In 1945, the United States dropped nuclear bombs on the Japanese cities of Hiroshima and Nagasaki with tragic and devastating consequences. Hundreds of thousands of people died, many instantaneously, others soon after from burns and shock, and yet more from the impact of radiation in the months and years that followed. By 1950, an estimated 340,000 people had died as a result of the two bombs.
The heart of the explosion in Hiroshima reached a temperature of several million degrees centigrade, resulting in a heat flash over a wide area, vaporising all human tissue. Within a radius of half a mile of the centre of the blast, every person was killed. All that was left of people caught out in the open were their shadows burnt into stone. Beyond this central area, people were killed by the heat and blast waves, either out in the open or inside buildings collapsing and bursting into flame.
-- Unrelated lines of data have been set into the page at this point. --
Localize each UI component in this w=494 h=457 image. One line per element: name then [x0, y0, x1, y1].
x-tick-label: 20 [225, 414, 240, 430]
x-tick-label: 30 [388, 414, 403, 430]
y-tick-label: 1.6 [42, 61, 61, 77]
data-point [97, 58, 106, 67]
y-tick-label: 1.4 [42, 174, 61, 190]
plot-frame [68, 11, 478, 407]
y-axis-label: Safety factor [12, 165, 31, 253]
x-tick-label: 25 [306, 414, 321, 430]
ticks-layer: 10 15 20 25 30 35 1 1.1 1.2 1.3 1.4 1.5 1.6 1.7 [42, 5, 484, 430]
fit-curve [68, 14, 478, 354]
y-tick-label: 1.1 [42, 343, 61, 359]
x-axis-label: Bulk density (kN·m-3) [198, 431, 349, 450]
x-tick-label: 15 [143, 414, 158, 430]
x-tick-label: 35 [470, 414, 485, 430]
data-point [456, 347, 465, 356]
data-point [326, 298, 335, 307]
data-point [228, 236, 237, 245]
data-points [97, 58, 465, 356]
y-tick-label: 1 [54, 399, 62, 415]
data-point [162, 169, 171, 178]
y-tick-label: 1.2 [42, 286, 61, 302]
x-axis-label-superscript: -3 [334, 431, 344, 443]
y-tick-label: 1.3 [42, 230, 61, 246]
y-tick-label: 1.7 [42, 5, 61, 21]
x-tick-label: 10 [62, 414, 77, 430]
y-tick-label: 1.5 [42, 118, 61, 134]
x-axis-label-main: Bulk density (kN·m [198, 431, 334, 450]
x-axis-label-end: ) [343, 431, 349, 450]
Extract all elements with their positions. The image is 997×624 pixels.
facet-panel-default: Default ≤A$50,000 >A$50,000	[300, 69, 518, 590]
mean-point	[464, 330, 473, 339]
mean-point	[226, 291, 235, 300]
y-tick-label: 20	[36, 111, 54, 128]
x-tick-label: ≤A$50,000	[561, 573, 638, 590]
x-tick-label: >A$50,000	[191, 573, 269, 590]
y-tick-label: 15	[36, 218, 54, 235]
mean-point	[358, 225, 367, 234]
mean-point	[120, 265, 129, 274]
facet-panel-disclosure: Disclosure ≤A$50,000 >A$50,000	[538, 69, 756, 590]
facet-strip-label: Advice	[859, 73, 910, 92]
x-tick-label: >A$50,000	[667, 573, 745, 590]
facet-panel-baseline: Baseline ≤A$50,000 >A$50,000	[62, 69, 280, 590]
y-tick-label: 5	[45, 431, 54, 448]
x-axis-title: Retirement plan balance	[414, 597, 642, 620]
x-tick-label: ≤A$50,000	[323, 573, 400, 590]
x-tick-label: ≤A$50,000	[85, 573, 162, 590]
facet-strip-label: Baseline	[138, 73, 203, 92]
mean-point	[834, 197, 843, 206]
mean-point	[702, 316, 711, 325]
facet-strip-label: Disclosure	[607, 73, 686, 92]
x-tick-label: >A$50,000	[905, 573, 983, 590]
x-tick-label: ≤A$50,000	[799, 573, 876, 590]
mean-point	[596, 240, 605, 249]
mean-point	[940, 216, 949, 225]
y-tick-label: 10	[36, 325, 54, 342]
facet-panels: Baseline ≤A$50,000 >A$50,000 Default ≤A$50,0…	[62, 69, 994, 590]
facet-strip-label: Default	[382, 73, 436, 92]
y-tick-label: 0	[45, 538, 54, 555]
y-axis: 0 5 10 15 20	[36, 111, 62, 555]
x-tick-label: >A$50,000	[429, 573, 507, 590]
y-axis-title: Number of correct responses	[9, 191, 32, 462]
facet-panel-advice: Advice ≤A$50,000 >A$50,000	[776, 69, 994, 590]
In this area the immediate death rate was over 90 per cent.
The firestorm created hurricane-force winds, spreading and intensifying the fire. Almost 63% of the buildings of Hiroshima were completely destroyed and nearly 92% of the structures in the city were either destroyed or damaged by the blast and fire.
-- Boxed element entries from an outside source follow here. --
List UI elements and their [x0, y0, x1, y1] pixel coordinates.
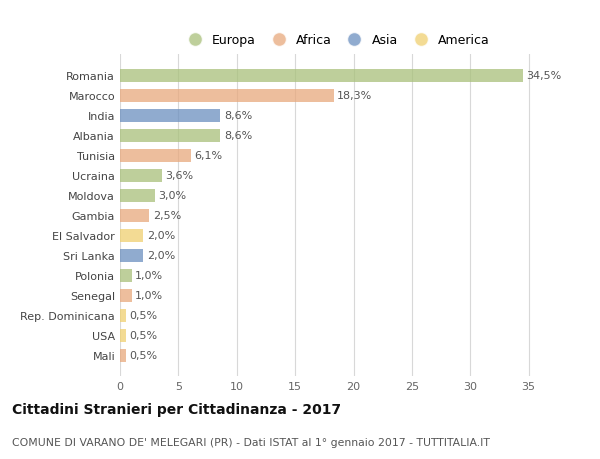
- Text: 2,5%: 2,5%: [152, 211, 181, 221]
- Bar: [120, 349, 126, 362]
- Bar: [120, 269, 131, 282]
- Text: 3,6%: 3,6%: [166, 171, 194, 181]
- Text: COMUNE DI VARANO DE' MELEGARI (PR) - Dati ISTAT al 1° gennaio 2017 - TUTTITALIA.: COMUNE DI VARANO DE' MELEGARI (PR) - Dat…: [12, 437, 490, 447]
- Text: Cittadini Stranieri per Cittadinanza - 2017: Cittadini Stranieri per Cittadinanza - 2…: [12, 402, 341, 416]
- Bar: [120, 150, 191, 162]
- Text: 0,5%: 0,5%: [130, 330, 157, 340]
- Bar: [120, 229, 143, 242]
- Text: 0,5%: 0,5%: [130, 310, 157, 320]
- Text: 1,0%: 1,0%: [135, 291, 163, 301]
- Text: 34,5%: 34,5%: [526, 71, 562, 81]
- Bar: [120, 189, 155, 202]
- Text: 2,0%: 2,0%: [147, 231, 175, 241]
- Legend: Europa, Africa, Asia, America: Europa, Africa, Asia, America: [177, 29, 495, 52]
- Bar: [120, 90, 334, 102]
- Text: 2,0%: 2,0%: [147, 251, 175, 261]
- Text: 1,0%: 1,0%: [135, 270, 163, 280]
- Text: 8,6%: 8,6%: [224, 111, 252, 121]
- Bar: [120, 209, 149, 222]
- Text: 0,5%: 0,5%: [130, 350, 157, 360]
- Text: 18,3%: 18,3%: [337, 91, 373, 101]
- Text: 6,1%: 6,1%: [195, 151, 223, 161]
- Bar: [120, 70, 523, 83]
- Bar: [120, 129, 220, 142]
- Bar: [120, 289, 131, 302]
- Text: 3,0%: 3,0%: [158, 191, 187, 201]
- Text: 8,6%: 8,6%: [224, 131, 252, 141]
- Bar: [120, 169, 162, 182]
- Bar: [120, 249, 143, 262]
- Bar: [120, 309, 126, 322]
- Bar: [120, 329, 126, 342]
- Bar: [120, 110, 220, 123]
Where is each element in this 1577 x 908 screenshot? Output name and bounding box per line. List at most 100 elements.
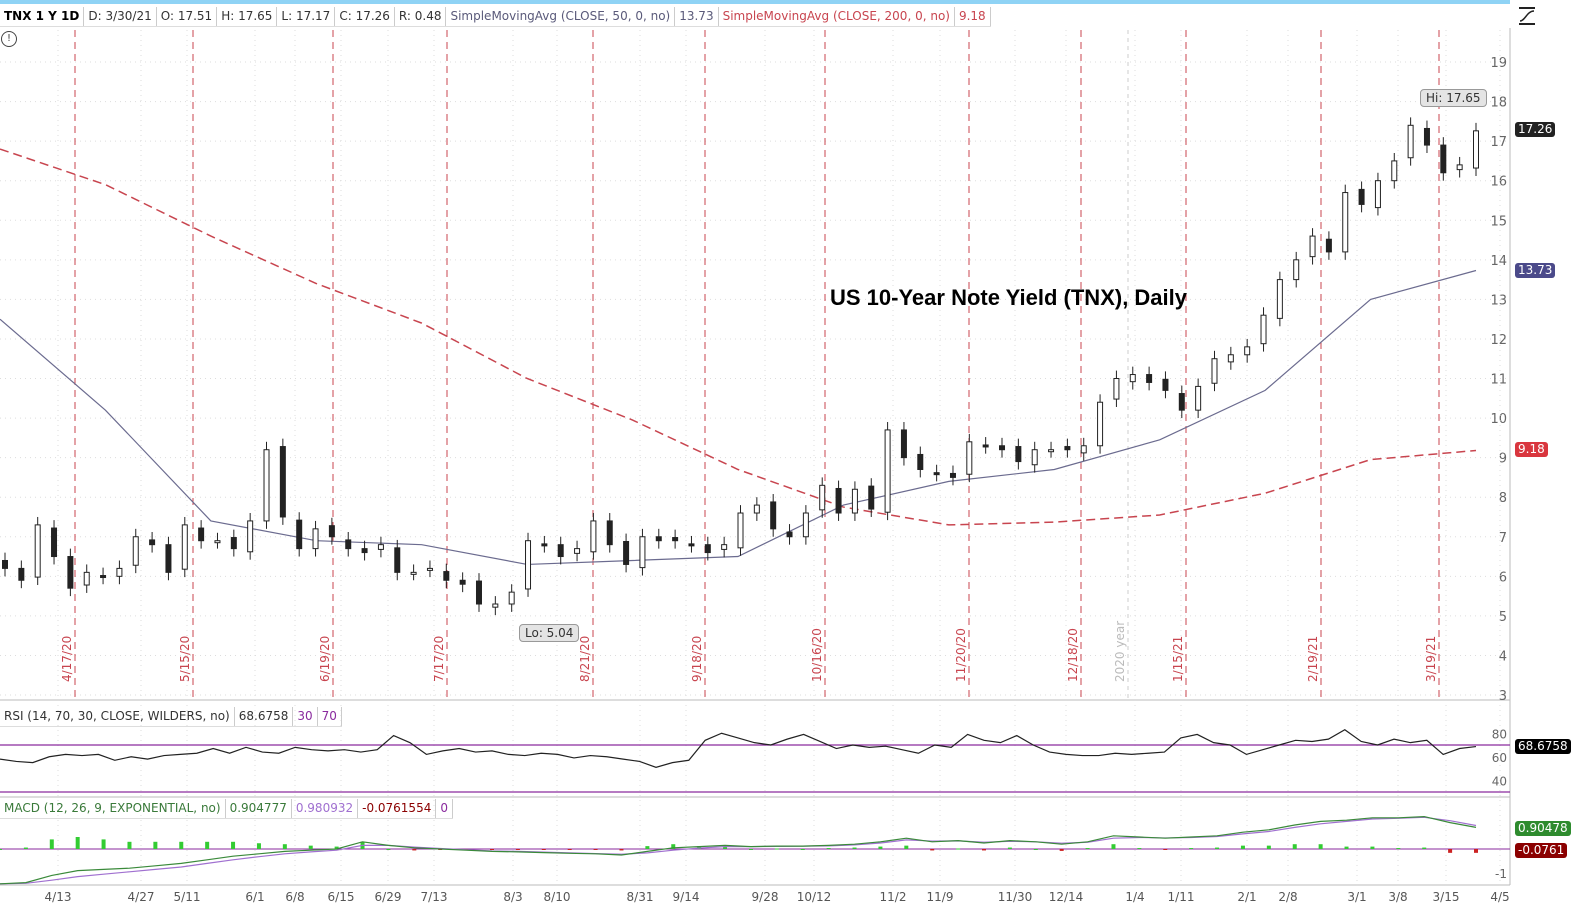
x-tick-label: 9/28	[752, 890, 779, 904]
macd-histogram-bar	[1137, 848, 1142, 850]
macd-histogram-bar	[412, 849, 417, 851]
candle-body	[1162, 378, 1169, 391]
close-value: C: 17.26	[335, 7, 395, 26]
sma50-label[interactable]: SimpleMovingAvg (CLOSE, 50, 0, no)	[446, 7, 676, 26]
macd-histogram-bar	[282, 844, 287, 849]
macd-badge: 0.90478	[1515, 821, 1571, 836]
y-tick-label: 15	[1490, 214, 1507, 229]
x-tick-label: 9/14	[673, 890, 700, 904]
macd-histogram-bar	[593, 849, 598, 850]
expiration-label: 10/16/20	[810, 628, 824, 682]
x-tick-label: 12/14	[1049, 890, 1084, 904]
sma50-line	[0, 269, 1477, 566]
high-value: H: 17.65	[217, 7, 278, 26]
rsi-overbought: 70	[318, 707, 342, 726]
macd-histogram-bar	[723, 846, 728, 849]
macd-histogram-bar	[800, 849, 805, 850]
candle-body	[1211, 358, 1218, 384]
symbol-label[interactable]: TNX 1 Y 1D	[0, 7, 85, 26]
candle-body	[688, 543, 695, 547]
expiration-label: 9/18/20	[690, 636, 704, 682]
trend-line-icon[interactable]	[1517, 6, 1537, 26]
rsi-label[interactable]: RSI (14, 70, 30, CLOSE, WILDERS, no)	[0, 707, 235, 726]
candle-body	[802, 512, 809, 538]
macd-histogram-bar	[774, 848, 779, 850]
macd-label[interactable]: MACD (12, 26, 9, EXPONENTIAL, no)	[0, 799, 226, 818]
rsi-value: 68.6758	[235, 707, 294, 726]
rsi-badge: 68.6758	[1515, 739, 1571, 754]
y-tick-label: 9	[1499, 452, 1507, 467]
macd-header: MACD (12, 26, 9, EXPONENTIAL, no) 0.9047…	[0, 799, 453, 819]
sma200-label[interactable]: SimpleMovingAvg (CLOSE, 200, 0, no)	[719, 7, 955, 26]
sma200-badge: 9.18	[1515, 442, 1548, 457]
candle-body	[279, 446, 286, 518]
candle-body	[1031, 449, 1038, 466]
candle-body	[786, 531, 793, 538]
macd-histogram-bar	[982, 849, 986, 851]
macd-histogram-bar	[1007, 847, 1012, 849]
candle-body	[1276, 279, 1283, 319]
macd-diff: -0.0761554	[358, 799, 437, 818]
candle-body	[475, 580, 482, 605]
candle-body	[884, 429, 891, 513]
macd-histogram-bar	[748, 849, 753, 850]
candle-body	[100, 575, 107, 579]
y-tick-label: 5	[1499, 610, 1507, 625]
candle-body	[1178, 393, 1185, 411]
candle-body	[606, 520, 613, 546]
candle-body	[394, 547, 401, 573]
info-icon[interactable]: !	[1, 31, 17, 47]
candle-body	[328, 525, 335, 538]
candle-body	[1456, 164, 1463, 171]
x-tick-label: 10/12	[797, 890, 832, 904]
candle-body	[116, 567, 123, 577]
x-tick-label: 5/11	[174, 890, 201, 904]
macd-diff-badge: -0.0761	[1515, 843, 1568, 858]
macd-histogram-bar	[0, 849, 2, 850]
macd-histogram-bar	[878, 846, 883, 849]
y-tick-label: 6	[1499, 570, 1507, 585]
x-tick-label: 8/31	[627, 890, 654, 904]
candle-body	[508, 591, 515, 605]
x-tick-label: 2/1	[1237, 890, 1256, 904]
candle-body	[67, 556, 74, 589]
year-label: 2020 year	[1113, 621, 1127, 682]
macd-histogram-bar	[1189, 848, 1194, 850]
candle-body	[819, 484, 826, 511]
x-tick-label: 11/30	[998, 890, 1033, 904]
candle-body	[51, 527, 58, 558]
candle-body	[1391, 160, 1398, 182]
candle-body	[1113, 378, 1120, 400]
macd-histogram-bar	[75, 837, 80, 849]
macd-histogram-bar	[231, 841, 236, 849]
macd-histogram-bar	[49, 839, 54, 849]
candle-body	[868, 485, 875, 510]
candle-body	[377, 544, 384, 550]
macd-histogram-bar	[256, 843, 261, 849]
macd-line	[0, 815, 1477, 885]
candle-body	[132, 536, 139, 566]
candle-body	[1227, 354, 1234, 363]
candle-body	[1244, 346, 1251, 356]
candle-body	[933, 472, 940, 476]
macd-histogram-bar	[956, 848, 961, 850]
expiration-label: 11/20/20	[954, 628, 968, 682]
candle-body	[83, 571, 90, 586]
candle-body	[181, 524, 188, 570]
macd-histogram-bar	[930, 849, 935, 851]
expiration-label: 2/19/21	[1306, 636, 1320, 682]
range-value: R: 0.48	[395, 7, 447, 26]
candle-body	[263, 449, 270, 522]
macd-histogram-bar	[153, 841, 158, 849]
x-tick-label: 8/3	[503, 890, 522, 904]
macd-histogram-bar	[127, 841, 132, 849]
y-tick-label: 13	[1490, 293, 1507, 308]
rsi-line	[0, 729, 1477, 768]
macd-histogram-bar	[1163, 849, 1168, 850]
macd-histogram-bar	[205, 841, 210, 849]
candle-body	[198, 527, 205, 542]
macd-histogram-bar	[101, 839, 106, 849]
candle-body	[230, 537, 237, 550]
macd-histogram-bar	[1033, 849, 1038, 850]
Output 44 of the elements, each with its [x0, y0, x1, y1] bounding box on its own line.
This is how Hiroshima looked after the bomb
Many of those who survived the immediate blast died shortly afterwards from fatal burns. Others with possibly less fatal injuries died because of the breakdown of rescue and medical services, much of which had been destroyed, with personnel themselves killed. Within two or three days, radiation victims who were near the hypocentre developed symptoms such as nausea, vomiting, bloody diarrhoea and hair loss. Most died within a week. Radiation victims further away from the explosion developed symptoms one to four weeks after the explosion.
Many survivors – known in Japanese as hibakusha – still suffer to this day from the impact of radiation. Pregnant women who survived the bomb faced additional horrors, for the bomb had a terrible impact on a foetus. Many were stillborn, but those born alive faced higher infant mortality rates than normal, or had abnormally small skulls, often suffering from mental disabilities. From about 1960 a higher rate of cancer became evident, in particular of the thyroid, breast, lung and salivary gland.
Even today the effects continue, and more dead and deformed babies are born in these areas than in other places.